I’ve kissed him before, I think. Not the time when I was leaving for New York and it was over before it had even begun, but before that, at my dad’s house in Vegas. On more than one drug fuelled occasions where the walls bounced off each other and everything was purple and glittering and fuzzy around the edges. Murky, fucked up nights where we couldn’t tell which body part was who’s, fumbling around desperately in the dark, waking up forgetting most of it, but not all. 

I think he remembers it, too.

I turn over, now, so I’m over him instead, and my mouth hesitates over his, brushing against it lightly, cautiously. It’s still snowing outside. There’s a faint breeze wafting in through an open window; everything in the room is cold but his body under mine, hot breath and heavy chests, unsure of what we’re doing. He puts a hand on my jaw, brushing over my lip, and for a moment we stay there, breathing heavily, faded silhouettes shuddering in the dark.

I don’t know what I’m doing. I’m supposed to be marrying Kitsey, and I’m supposed to be in love with Pippa, but it’s complicated and right now I can’t think of anything else but him.

I don’t know what I’m doing.

What the fuck am I doing?

I ask him this, and he laughs against my mouth.

“Don’t ask me, Potter. Don’t ask me, because I don’t know.”
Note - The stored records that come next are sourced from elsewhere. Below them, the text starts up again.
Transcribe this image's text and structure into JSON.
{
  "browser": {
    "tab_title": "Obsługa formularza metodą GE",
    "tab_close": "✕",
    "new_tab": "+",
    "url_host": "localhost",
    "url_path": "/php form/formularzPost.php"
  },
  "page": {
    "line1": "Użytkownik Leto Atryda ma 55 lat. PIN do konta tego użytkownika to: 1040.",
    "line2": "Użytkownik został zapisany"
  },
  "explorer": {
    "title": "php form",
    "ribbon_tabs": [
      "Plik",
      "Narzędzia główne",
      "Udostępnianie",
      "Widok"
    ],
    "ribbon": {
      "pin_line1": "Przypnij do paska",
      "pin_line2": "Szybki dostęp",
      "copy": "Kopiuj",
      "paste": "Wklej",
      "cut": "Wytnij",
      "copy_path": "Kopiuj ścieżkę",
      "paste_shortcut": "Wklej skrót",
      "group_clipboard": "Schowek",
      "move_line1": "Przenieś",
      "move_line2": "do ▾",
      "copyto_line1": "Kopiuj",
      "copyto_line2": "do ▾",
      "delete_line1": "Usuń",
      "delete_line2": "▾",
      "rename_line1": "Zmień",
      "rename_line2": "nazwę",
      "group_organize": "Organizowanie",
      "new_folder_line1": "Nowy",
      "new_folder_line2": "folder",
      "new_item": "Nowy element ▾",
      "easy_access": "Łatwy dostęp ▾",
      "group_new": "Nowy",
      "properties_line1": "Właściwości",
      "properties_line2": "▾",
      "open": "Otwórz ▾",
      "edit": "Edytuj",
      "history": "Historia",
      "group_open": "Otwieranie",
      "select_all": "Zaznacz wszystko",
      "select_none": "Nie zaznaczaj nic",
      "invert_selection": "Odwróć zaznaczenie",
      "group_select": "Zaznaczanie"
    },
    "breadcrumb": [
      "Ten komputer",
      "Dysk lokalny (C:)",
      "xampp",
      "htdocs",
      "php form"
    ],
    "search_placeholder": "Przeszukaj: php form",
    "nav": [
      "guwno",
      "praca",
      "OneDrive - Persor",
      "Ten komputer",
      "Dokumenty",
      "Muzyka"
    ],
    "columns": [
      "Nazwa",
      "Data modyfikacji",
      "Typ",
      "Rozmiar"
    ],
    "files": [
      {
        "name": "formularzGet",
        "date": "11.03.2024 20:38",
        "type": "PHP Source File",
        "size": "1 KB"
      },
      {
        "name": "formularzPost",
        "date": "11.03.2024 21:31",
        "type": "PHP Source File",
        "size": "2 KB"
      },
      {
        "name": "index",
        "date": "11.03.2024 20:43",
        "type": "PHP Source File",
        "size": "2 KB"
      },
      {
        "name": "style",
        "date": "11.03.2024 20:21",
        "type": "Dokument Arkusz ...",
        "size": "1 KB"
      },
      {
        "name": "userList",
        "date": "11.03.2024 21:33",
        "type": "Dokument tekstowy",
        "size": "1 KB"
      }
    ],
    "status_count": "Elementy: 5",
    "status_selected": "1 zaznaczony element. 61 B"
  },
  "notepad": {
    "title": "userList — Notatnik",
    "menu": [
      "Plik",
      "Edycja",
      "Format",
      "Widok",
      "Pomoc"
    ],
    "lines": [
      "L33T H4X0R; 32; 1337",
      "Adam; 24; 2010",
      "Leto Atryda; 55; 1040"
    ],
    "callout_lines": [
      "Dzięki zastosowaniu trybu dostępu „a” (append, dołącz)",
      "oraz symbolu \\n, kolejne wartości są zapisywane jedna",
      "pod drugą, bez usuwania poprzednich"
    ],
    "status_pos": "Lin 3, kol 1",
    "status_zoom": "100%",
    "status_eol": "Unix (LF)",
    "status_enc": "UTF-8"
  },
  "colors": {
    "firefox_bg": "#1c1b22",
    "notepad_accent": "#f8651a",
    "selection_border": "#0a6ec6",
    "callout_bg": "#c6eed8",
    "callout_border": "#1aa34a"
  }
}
I realise it’s true- he doesn’t know any more than I do. So I keep going, even though my head is screaming at me not to. We go to sleep like we did when we were younger, clutching at each other like runaway children. I guess that’s what we are- running away from our fuck ups and taking drugs to make these fuck ups disappear so we can pretend we’re better people than we are.

Ssh, Potter. Is only me.

That night, the night I dream of my mother again, the night after I’d been in my hotel room for days and tried to kill myself in the bathroom and written a hundred letters to people I may never see again, I knew that I wouldn’t have traded it for anything. My fucked up, drugged up life that made me want to have died in that explosion with her, and still I wouldn’t give it up. Not now, anyway.

It’s strange, how we find such beauty in broken things. Things that may never be fixed- like him and me. Fucked up beyond repair, but living all the same.

I go back to sleep, and this time I dream of nothing at all.

**Author's Note:**

> i love this book will all my heart. the movie was brilliant, but definitely didn't go into as much depth. i would recommend them both.
> 
> tried a new writing style with this one, which basically just means shitting out a load of words onto a page and calling it theo's brain. hope you liked it.